The typical rebuttal is “you just have to find the one you click with!” But why should I, the patient, have to go on a wild-goose-chase for a therapist that “works” for me? They should just…work. A highly qualified therapist would be sharp and strategically personalize their treatments for each of their clients. Leapfrogging through the field of therapists illustrates a fundamental flaw in our approach to treatment. Clearly, schools of psychology need to increase the rigor of their programs and raise the standards to be a certified therapist. To put it into perspective, we easily give doctors access to our bodies; their job is to maintain our physical health. Would you trust therapists to have unrestricted access to the depths of your mind because their job is to maintain our mental health? Would you be okay with allowing a surgeon who botched surgeries sometimes?
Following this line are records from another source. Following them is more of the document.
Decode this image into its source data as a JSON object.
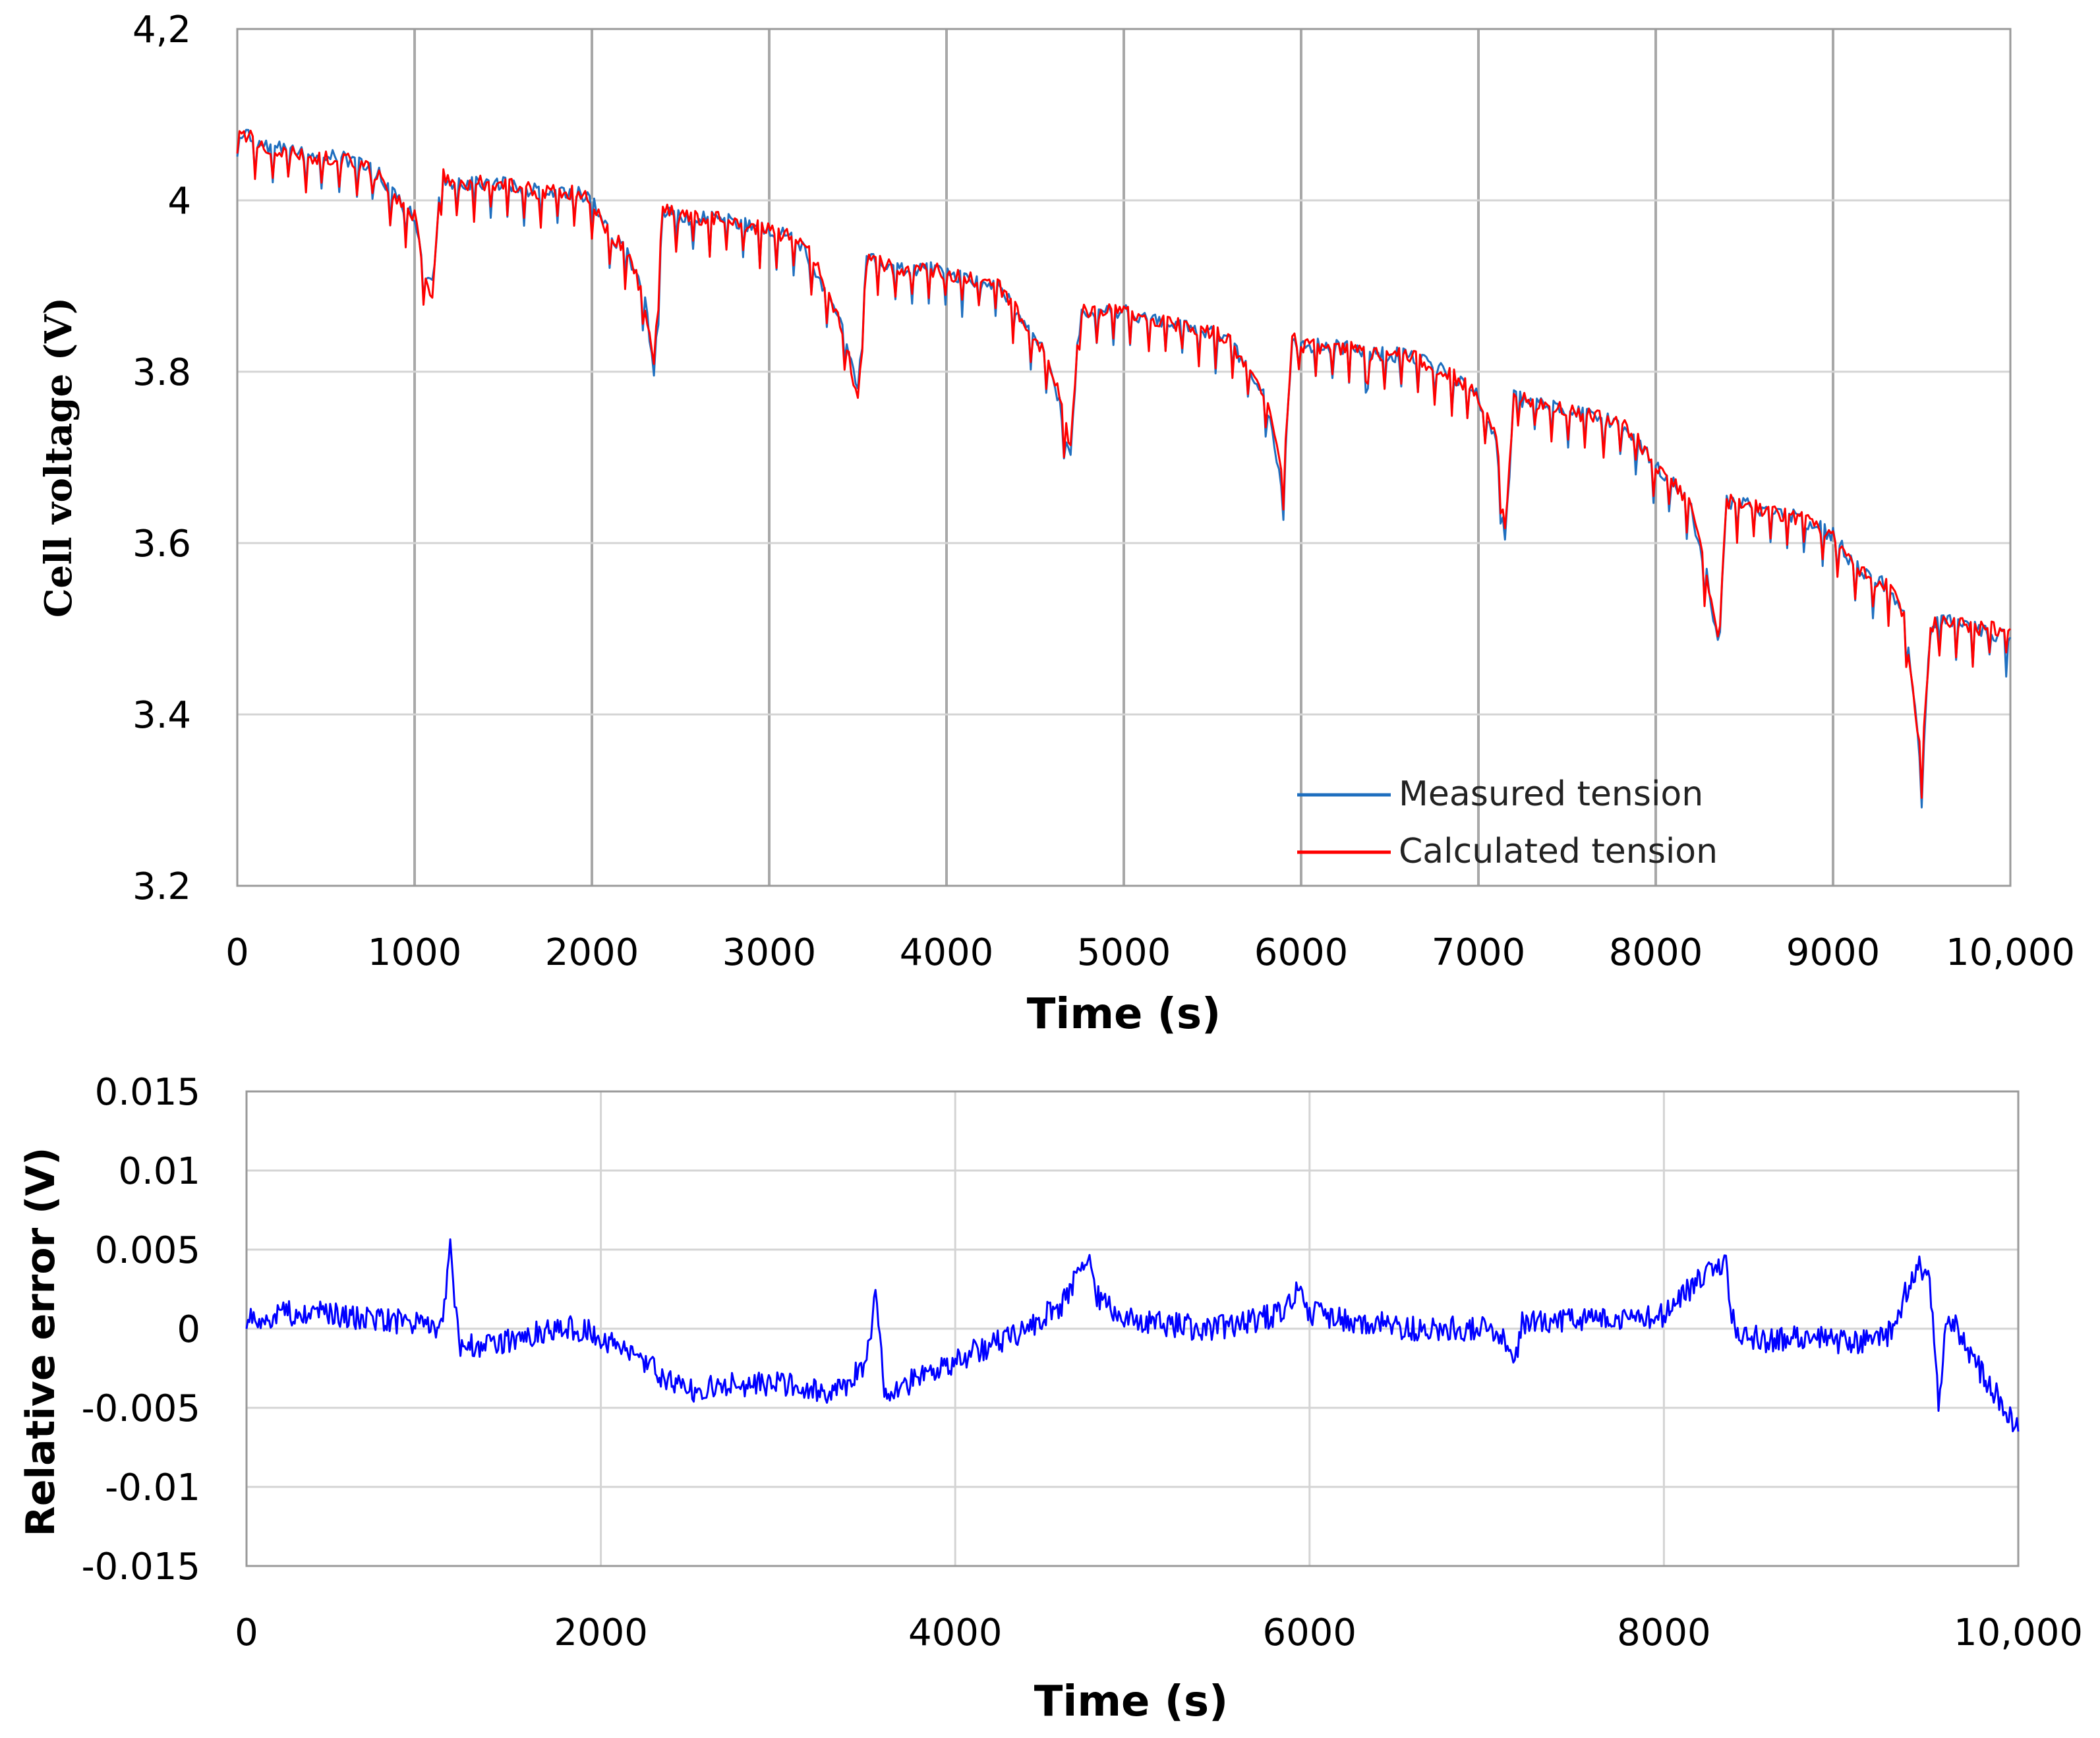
{
  "chart_data": [
    {
      "type": "line",
      "xlabel": "Time (s)",
      "ylabel": "Cell voltage  (V)",
      "xlim": [
        0,
        10000
      ],
      "ylim": [
        3.2,
        4.2
      ],
      "x_ticks": [
        0,
        1000,
        2000,
        3000,
        4000,
        5000,
        6000,
        7000,
        8000,
        9000,
        10000
      ],
      "x_tick_labels": [
        "0",
        "1000",
        "2000",
        "3000",
        "4000",
        "5000",
        "6000",
        "7000",
        "8000",
        "9000",
        "10,000"
      ],
      "y_ticks": [
        3.2,
        3.4,
        3.6,
        3.8,
        4.0,
        4.2
      ],
      "y_tick_labels": [
        "3.2",
        "3.4",
        "3.6",
        "3.8",
        "4",
        "4,2"
      ],
      "grid": true,
      "legend_position": "bottom-right",
      "series": [
        {
          "name": "Measured tension",
          "color": "#1f6fbf",
          "x": [
            0,
            100,
            200,
            300,
            400,
            500,
            600,
            700,
            800,
            900,
            1000,
            1050,
            1100,
            1150,
            1200,
            1300,
            1500,
            1700,
            1900,
            2000,
            2100,
            2200,
            2300,
            2350,
            2400,
            2500,
            2700,
            2900,
            3100,
            3200,
            3300,
            3400,
            3500,
            3550,
            3600,
            3700,
            3900,
            4100,
            4300,
            4400,
            4500,
            4600,
            4700,
            4750,
            4800,
            5000,
            5200,
            5400,
            5600,
            5700,
            5800,
            5900,
            5950,
            6000,
            6200,
            6400,
            6600,
            6800,
            6900,
            7000,
            7100,
            7150,
            7200,
            7400,
            7600,
            7800,
            7900,
            8000,
            8100,
            8200,
            8300,
            8350,
            8400,
            8600,
            8800,
            9000,
            9100,
            9200,
            9300,
            9400,
            9450,
            9500,
            9550,
            9600,
            9800,
            10000
          ],
          "y": [
            4.08,
            4.07,
            4.06,
            4.06,
            4.05,
            4.05,
            4.05,
            4.04,
            4.03,
            4.0,
            3.98,
            3.92,
            3.9,
            4.03,
            4.02,
            4.02,
            4.02,
            4.01,
            4.01,
            4.0,
            3.96,
            3.94,
            3.88,
            3.8,
            3.99,
            3.98,
            3.98,
            3.97,
            3.96,
            3.94,
            3.9,
            3.86,
            3.78,
            3.93,
            3.93,
            3.92,
            3.92,
            3.91,
            3.9,
            3.87,
            3.84,
            3.8,
            3.7,
            3.87,
            3.87,
            3.87,
            3.86,
            3.85,
            3.84,
            3.8,
            3.77,
            3.66,
            3.84,
            3.83,
            3.83,
            3.82,
            3.82,
            3.8,
            3.79,
            3.77,
            3.72,
            3.6,
            3.77,
            3.76,
            3.75,
            3.74,
            3.72,
            3.69,
            3.67,
            3.64,
            3.55,
            3.48,
            3.65,
            3.64,
            3.63,
            3.61,
            3.58,
            3.56,
            3.55,
            3.52,
            3.43,
            3.33,
            3.5,
            3.51,
            3.5,
            3.49
          ]
        },
        {
          "name": "Calculated tension",
          "color": "#ff0000",
          "x": [
            0,
            100,
            200,
            300,
            400,
            500,
            600,
            700,
            800,
            900,
            1000,
            1050,
            1100,
            1150,
            1200,
            1300,
            1500,
            1700,
            1900,
            2000,
            2100,
            2200,
            2300,
            2350,
            2400,
            2500,
            2700,
            2900,
            3100,
            3200,
            3300,
            3400,
            3500,
            3550,
            3600,
            3700,
            3900,
            4100,
            4300,
            4400,
            4500,
            4600,
            4700,
            4750,
            4800,
            5000,
            5200,
            5400,
            5600,
            5700,
            5800,
            5900,
            5950,
            6000,
            6200,
            6400,
            6600,
            6800,
            6900,
            7000,
            7100,
            7150,
            7200,
            7400,
            7600,
            7800,
            7900,
            8000,
            8100,
            8200,
            8300,
            8350,
            8400,
            8600,
            8800,
            9000,
            9100,
            9200,
            9300,
            9400,
            9450,
            9500,
            9550,
            9600,
            9800,
            10000
          ],
          "y": [
            4.08,
            4.07,
            4.06,
            4.06,
            4.05,
            4.05,
            4.05,
            4.04,
            4.03,
            4.0,
            3.98,
            3.92,
            3.89,
            4.03,
            4.02,
            4.02,
            4.02,
            4.01,
            4.01,
            4.0,
            3.96,
            3.94,
            3.88,
            3.81,
            3.99,
            3.98,
            3.98,
            3.97,
            3.96,
            3.95,
            3.91,
            3.86,
            3.77,
            3.93,
            3.93,
            3.92,
            3.92,
            3.91,
            3.9,
            3.87,
            3.84,
            3.8,
            3.71,
            3.87,
            3.87,
            3.87,
            3.86,
            3.85,
            3.84,
            3.8,
            3.77,
            3.67,
            3.84,
            3.83,
            3.83,
            3.82,
            3.82,
            3.8,
            3.79,
            3.77,
            3.72,
            3.61,
            3.77,
            3.76,
            3.75,
            3.74,
            3.72,
            3.69,
            3.67,
            3.64,
            3.55,
            3.49,
            3.65,
            3.64,
            3.63,
            3.61,
            3.58,
            3.56,
            3.55,
            3.52,
            3.43,
            3.34,
            3.5,
            3.51,
            3.5,
            3.5
          ]
        }
      ]
    },
    {
      "type": "line",
      "xlabel": "Time (s)",
      "ylabel": "Relative error (V)",
      "xlim": [
        0,
        10000
      ],
      "ylim": [
        -0.015,
        0.015
      ],
      "x_ticks": [
        0,
        2000,
        4000,
        6000,
        8000,
        10000
      ],
      "x_tick_labels": [
        "0",
        "2000",
        "4000",
        "6000",
        "8000",
        "10,000"
      ],
      "y_ticks": [
        -0.015,
        -0.01,
        -0.005,
        0,
        0.005,
        0.01,
        0.015
      ],
      "y_tick_labels": [
        "-0.015",
        "-0.01",
        "-0.005",
        "0",
        "0.005",
        "0.01",
        "0.015"
      ],
      "grid": true,
      "series": [
        {
          "name": "Relative error",
          "color": "#0000ff",
          "x": [
            0,
            200,
            400,
            600,
            800,
            1000,
            1100,
            1150,
            1200,
            1300,
            1500,
            1700,
            1900,
            2000,
            2100,
            2200,
            2300,
            2400,
            2500,
            2700,
            2900,
            3100,
            3300,
            3400,
            3500,
            3550,
            3600,
            3700,
            3800,
            3900,
            4000,
            4200,
            4400,
            4600,
            4700,
            4750,
            4800,
            4900,
            5000,
            5200,
            5400,
            5600,
            5800,
            5900,
            5950,
            6000,
            6200,
            6400,
            6600,
            6800,
            7000,
            7100,
            7150,
            7200,
            7400,
            7600,
            7800,
            8000,
            8100,
            8200,
            8300,
            8350,
            8400,
            8600,
            8800,
            9000,
            9200,
            9300,
            9400,
            9450,
            9500,
            9550,
            9600,
            9700,
            9800,
            9900,
            10000
          ],
          "y": [
            0.0005,
            0.001,
            0.001,
            0.0008,
            0.0005,
            0.0005,
            0.0,
            0.005,
            -0.001,
            -0.0012,
            -0.0008,
            0.0,
            0.0,
            -0.0005,
            -0.0012,
            -0.002,
            -0.0025,
            -0.0035,
            -0.004,
            -0.0035,
            -0.0035,
            -0.0035,
            -0.004,
            -0.0035,
            -0.002,
            0.002,
            -0.004,
            -0.0038,
            -0.003,
            -0.0028,
            -0.002,
            -0.001,
            0.0,
            0.0015,
            0.0035,
            0.005,
            0.002,
            0.001,
            0.0005,
            0.0003,
            0.0,
            0.0003,
            0.0008,
            0.0015,
            0.003,
            0.001,
            0.0006,
            0.0003,
            0.0,
            0.0,
            0.0,
            -0.0005,
            -0.0025,
            0.0003,
            0.0005,
            0.0005,
            0.0006,
            0.0008,
            0.002,
            0.003,
            0.004,
            0.004,
            -0.0003,
            -0.0008,
            -0.0005,
            -0.0008,
            -0.0008,
            0.0,
            0.0035,
            0.004,
            0.003,
            -0.0045,
            0.001,
            -0.001,
            -0.003,
            -0.0045,
            -0.0065
          ]
        }
      ]
    }
  ]
}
Getting legitimate therapy isn’t the only factor draining our pockets. The pharmaceutical realm shamelessly capitalizes off the increase in diagnoses for mental illness. “Big Pharma” is a running joke amongst younger generations, because no matter what economic logic you come up with, it all boils down to a gut feeling: Profiting off of someone suffering just doesn’t sound right. Corporations are incentivized to prolong the misery of patients, forcing consumers to rely on their pharmaceuticals. It’s no secret that corporate America rarely shies away from the chance to play with lives; they certainly haven’t hesitated to use the trivialization of mental disorders to their advantage.
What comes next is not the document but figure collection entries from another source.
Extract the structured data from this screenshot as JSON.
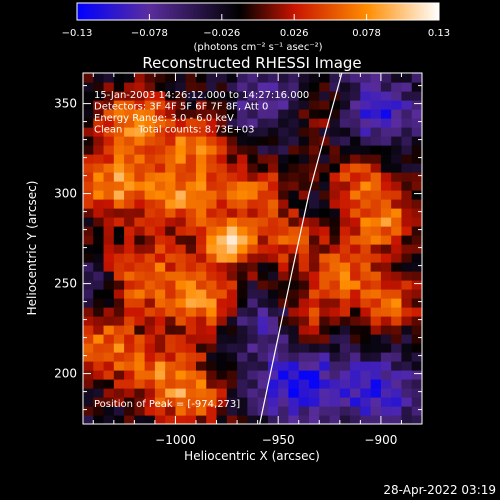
{
  "chart_data": {
    "type": "heatmap",
    "title": "Reconstructed RHESSI Image",
    "xlabel": "Heliocentric X (arcsec)",
    "ylabel": "Heliocentric Y (arcsec)",
    "xlim": [
      -1045,
      -880
    ],
    "ylim": [
      172,
      367
    ],
    "x_ticks": [
      -1000,
      -950,
      -900
    ],
    "y_ticks": [
      200,
      250,
      300,
      350
    ],
    "colorbar": {
      "min": -0.13,
      "max": 0.13,
      "ticks": [
        "-0.13",
        "-0.078",
        "-0.026",
        "0.026",
        "0.078",
        "0.13"
      ],
      "unit_label": "(photons cm⁻² s⁻¹ asec⁻²)",
      "colormap": [
        "#0000ff",
        "#5a2d9e",
        "#000000",
        "#c81400",
        "#ff8c00",
        "#ffffff"
      ]
    },
    "annotations": [
      "15-Jan-2003 14:26:12.000 to 14:27:16.000",
      "Detectors: 3F 4F 5F 6F 7F 8F, Att 0",
      "Energy Range: 3.0 - 6.0 keV",
      "Clean     Total counts: 8.73E+03"
    ],
    "peak_label": "Position of Peak = [-974,273]",
    "peak": [
      -974,
      273
    ],
    "limb_curve": [
      [
        -959,
        172
      ],
      [
        -951,
        215
      ],
      [
        -943,
        258
      ],
      [
        -935,
        300
      ],
      [
        -927,
        334
      ],
      [
        -919,
        367
      ]
    ],
    "blobs": [
      {
        "x": -974,
        "y": 273,
        "amp": 0.13,
        "r": 9
      },
      {
        "x": -995,
        "y": 300,
        "amp": 0.09,
        "r": 14
      },
      {
        "x": -1020,
        "y": 340,
        "amp": 0.1,
        "r": 12
      },
      {
        "x": -1030,
        "y": 305,
        "amp": 0.1,
        "r": 12
      },
      {
        "x": -1015,
        "y": 255,
        "amp": 0.09,
        "r": 14
      },
      {
        "x": -985,
        "y": 240,
        "amp": 0.09,
        "r": 12
      },
      {
        "x": -990,
        "y": 330,
        "amp": 0.07,
        "r": 12
      },
      {
        "x": -960,
        "y": 300,
        "amp": 0.08,
        "r": 10
      },
      {
        "x": -945,
        "y": 275,
        "amp": 0.07,
        "r": 10
      },
      {
        "x": -1035,
        "y": 215,
        "amp": 0.08,
        "r": 12
      },
      {
        "x": -1005,
        "y": 200,
        "amp": 0.08,
        "r": 14
      },
      {
        "x": -990,
        "y": 185,
        "amp": 0.07,
        "r": 10
      },
      {
        "x": -900,
        "y": 285,
        "amp": 0.09,
        "r": 12
      },
      {
        "x": -920,
        "y": 255,
        "amp": 0.08,
        "r": 12
      },
      {
        "x": -895,
        "y": 240,
        "amp": 0.08,
        "r": 10
      },
      {
        "x": -910,
        "y": 310,
        "amp": 0.07,
        "r": 10
      },
      {
        "x": -935,
        "y": 230,
        "amp": 0.06,
        "r": 10
      },
      {
        "x": -935,
        "y": 345,
        "amp": 0.05,
        "r": 10
      },
      {
        "x": -960,
        "y": 230,
        "amp": -0.06,
        "r": 10
      },
      {
        "x": -940,
        "y": 195,
        "amp": -0.09,
        "r": 16
      },
      {
        "x": -900,
        "y": 190,
        "amp": -0.08,
        "r": 14
      },
      {
        "x": -900,
        "y": 345,
        "amp": -0.08,
        "r": 14
      },
      {
        "x": -955,
        "y": 350,
        "amp": -0.07,
        "r": 12
      },
      {
        "x": -1040,
        "y": 250,
        "amp": -0.05,
        "r": 8
      }
    ]
  },
  "timestamp": "28-Apr-2022 03:19"
}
This is also where accessibility comes into play. Your favorite pill-pushing company may brand themselves as a “family company,” but which families are we really talking about here? Prescription anxiety medication is likely to earn a scoff in most marginalized communities. We circle back to the age-old controversy: should those on the lower rungs of the socio-economic ladder still have the right to healthcare in spite of their inability to pay for it? Do marginalized groups not deserve therapists, medications and an improved standard of living? Or is it just tough luck, since they didn’t “work hard enough” for that white picket fence that anyone can earn in good old America?
In the end, whether you’re rich or poor, one thing seems clear: we still have a lot of work to do in order to evolve our idea of what good, effective therapy looks like. We need to recognize these petty, stubborn mindsets are keeping us from focusing on reaching a point where the answer to “Do you think having a therapist is essential?” is “Yes.” And if we were to indulge a lofty prediction, when doctors’ physical check-ups are automated, perhaps therapists and psychiatrists will ironically become a “no-brainer”. Until then, do your research before shelling out cash for those pricey medications and wasting precious time on finding a decent therapist. Or as grandpa would put it: Don’t be a sucker!